Oligarchy is always a transitional system, typically a mere way station in the shift from democracy to fascism or some other form of authoritarianism.
Source: Can American Democracy Survive the Age of Oligarchs? – Factkeepers.com
things I copied clipped while reading this. could this be a contributor to the stagnant wage growth since the 1970s,:
It’s a phenomenon that’s popping up worldwide. In a new book, The Oligarch’s Grip, authors David Lingelbach and Valentina Rodríguez Guerra take the definition of “oligarch” beyond the common understanding of a person who’s morbidly rich.

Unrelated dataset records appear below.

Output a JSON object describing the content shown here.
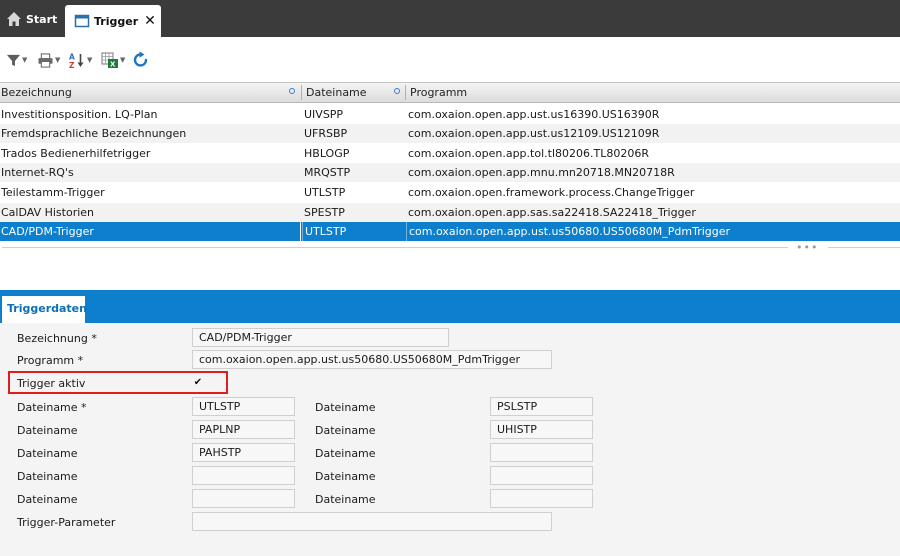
{
  "tabs": {
    "start_label": "Start",
    "active_label": "Trigger"
  },
  "toolbar": {
    "icons": [
      "filter-icon",
      "print-icon",
      "sort-az-icon",
      "excel-export-icon",
      "refresh-icon"
    ]
  },
  "table": {
    "columns": [
      "Bezeichnung",
      "Dateiname",
      "Programm"
    ],
    "rows": [
      [
        "Investitionsposition. LQ-Plan",
        "UIVSPP",
        "com.oxaion.open.app.ust.us16390.US16390R"
      ],
      [
        "Fremdsprachliche Bezeichnungen",
        "UFRSBP",
        "com.oxaion.open.app.ust.us12109.US12109R"
      ],
      [
        "Trados Bedienerhilfetrigger",
        "HBLOGP",
        "com.oxaion.open.app.tol.tl80206.TL80206R"
      ],
      [
        "Internet-RQ's",
        "MRQSTP",
        "com.oxaion.open.app.mnu.mn20718.MN20718R"
      ],
      [
        "Teilestamm-Trigger",
        "UTLSTP",
        "com.oxaion.open.framework.process.ChangeTrigger"
      ],
      [
        "CalDAV Historien",
        "SPESTP",
        "com.oxaion.open.app.sas.sa22418.SA22418_Trigger"
      ],
      [
        "CAD/PDM-Trigger",
        "UTLSTP",
        "com.oxaion.open.app.ust.us50680.US50680M_PdmTrigger"
      ]
    ],
    "selected_index": 6
  },
  "details": {
    "tab_label": "Triggerdaten",
    "bezeichnung_label": "Bezeichnung *",
    "bezeichnung_value": "CAD/PDM-Trigger",
    "programm_label": "Programm *",
    "programm_value": "com.oxaion.open.app.ust.us50680.US50680M_PdmTrigger",
    "trigger_aktiv_label": "Trigger aktiv",
    "trigger_aktiv_checked": true,
    "trigger_aktiv_mark": "✔",
    "left_dateinamen": [
      {
        "label": "Dateiname *",
        "value": "UTLSTP"
      },
      {
        "label": "Dateiname",
        "value": "PAPLNP"
      },
      {
        "label": "Dateiname",
        "value": "PAHSTP"
      },
      {
        "label": "Dateiname",
        "value": ""
      },
      {
        "label": "Dateiname",
        "value": ""
      }
    ],
    "right_dateinamen": [
      {
        "label": "Dateiname",
        "value": "PSLSTP"
      },
      {
        "label": "Dateiname",
        "value": "UHISTP"
      },
      {
        "label": "Dateiname",
        "value": ""
      },
      {
        "label": "Dateiname",
        "value": ""
      },
      {
        "label": "Dateiname",
        "value": ""
      }
    ],
    "trigger_parameter_label": "Trigger-Parameter",
    "trigger_parameter_value": ""
  },
  "colors": {
    "accent": "#0d7fcc",
    "tabbar": "#3b3b3b",
    "highlight": "#e01e1e"
  }
}
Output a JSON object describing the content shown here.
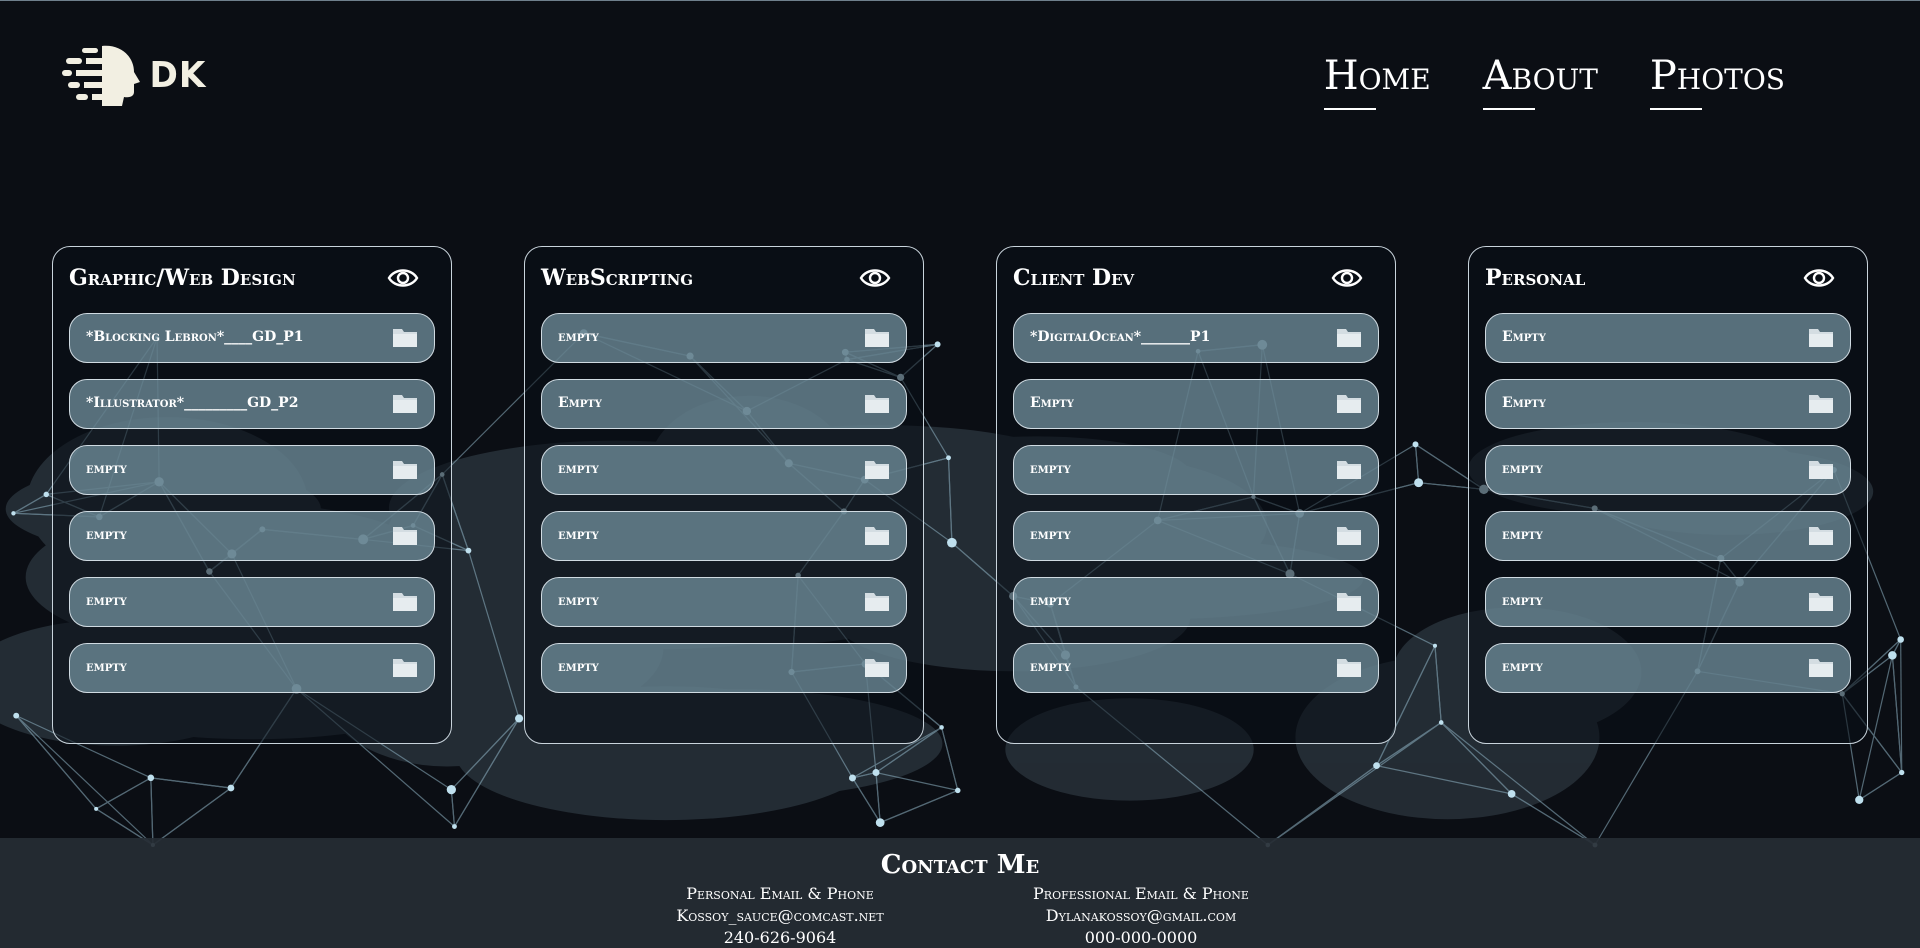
{
  "header": {
    "logo_text": "DK",
    "nav": [
      {
        "label": "Home"
      },
      {
        "label": "About"
      },
      {
        "label": "Photos"
      }
    ]
  },
  "cards": [
    {
      "title": "Graphic/Web Design",
      "slots": [
        {
          "label": "*Blocking Lebron*____GD_P1"
        },
        {
          "label": "*Illustrator*_________GD_P2"
        },
        {
          "label": "empty"
        },
        {
          "label": "empty"
        },
        {
          "label": "empty"
        },
        {
          "label": "empty"
        }
      ]
    },
    {
      "title": "WebScripting",
      "slots": [
        {
          "label": "empty"
        },
        {
          "label": "Empty"
        },
        {
          "label": "empty"
        },
        {
          "label": "empty"
        },
        {
          "label": "empty"
        },
        {
          "label": "empty"
        }
      ]
    },
    {
      "title": "Client Dev",
      "slots": [
        {
          "label": "*DigitalOcean*_______P1"
        },
        {
          "label": "Empty"
        },
        {
          "label": "empty"
        },
        {
          "label": "empty"
        },
        {
          "label": "empty"
        },
        {
          "label": "empty"
        }
      ]
    },
    {
      "title": "Personal",
      "slots": [
        {
          "label": "Empty"
        },
        {
          "label": "Empty"
        },
        {
          "label": "empty"
        },
        {
          "label": "empty"
        },
        {
          "label": "empty"
        },
        {
          "label": "empty"
        }
      ]
    }
  ],
  "footer": {
    "title": "Contact Me",
    "personal": {
      "heading": "Personal Email & Phone",
      "email": "Kossoy_sauce@comcast.net",
      "phone": "240-626-9064"
    },
    "professional": {
      "heading": "Professional Email & Phone",
      "email": "Dylanakossoy@gmail.com",
      "phone": "000-000-0000"
    }
  },
  "colors": {
    "background": "#0b0e14",
    "slot_fill": "#76969f",
    "network_lines": "#8fb3c4"
  }
}
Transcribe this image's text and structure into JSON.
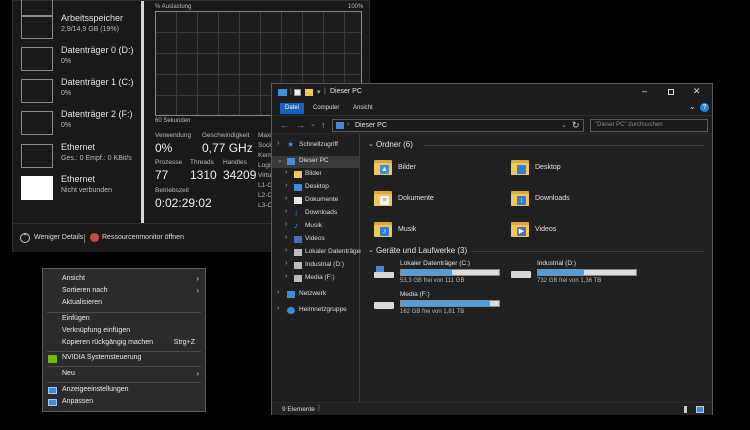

“The book distinguishes various types of oligarchs. ‘Business oligarchs’ like Musk turn wealth into political power, while ‘political oligarchs’ go the other way. A classic example of the latter, says the book, is Vladimir Putin, ‘a billionaire with nuclear weapons’. Oligarch presidents have decision-making power, oligarch influencers such as Rupert Murdoch, Charles Koch and George Soros set agendas, while platform owners such as Musk, Mark Zuckerberg and Google’s Larry Page have rewired the information streams that flow into our brains.”
The top tax rate was generally around 90 percent, giving the very wealthy an incentive to leave their money in their businesses and pay their employees well. Which is why from the 1930s through the end of the 1970s the American middle class grew in both numbers and wealth faster than any the world had ever seen.
But then in the 1970s five Republicans on the Supreme Court, for the first time in American history, began the process of legalizing political bribery, first ruling that laws limiting big money in politics were suppressing the “free speech” rights of billionaires (1976) and then extending that “right to bribe” to corporations as well (1978).
That Citizens United decision blew open the doors to oligarchy in America.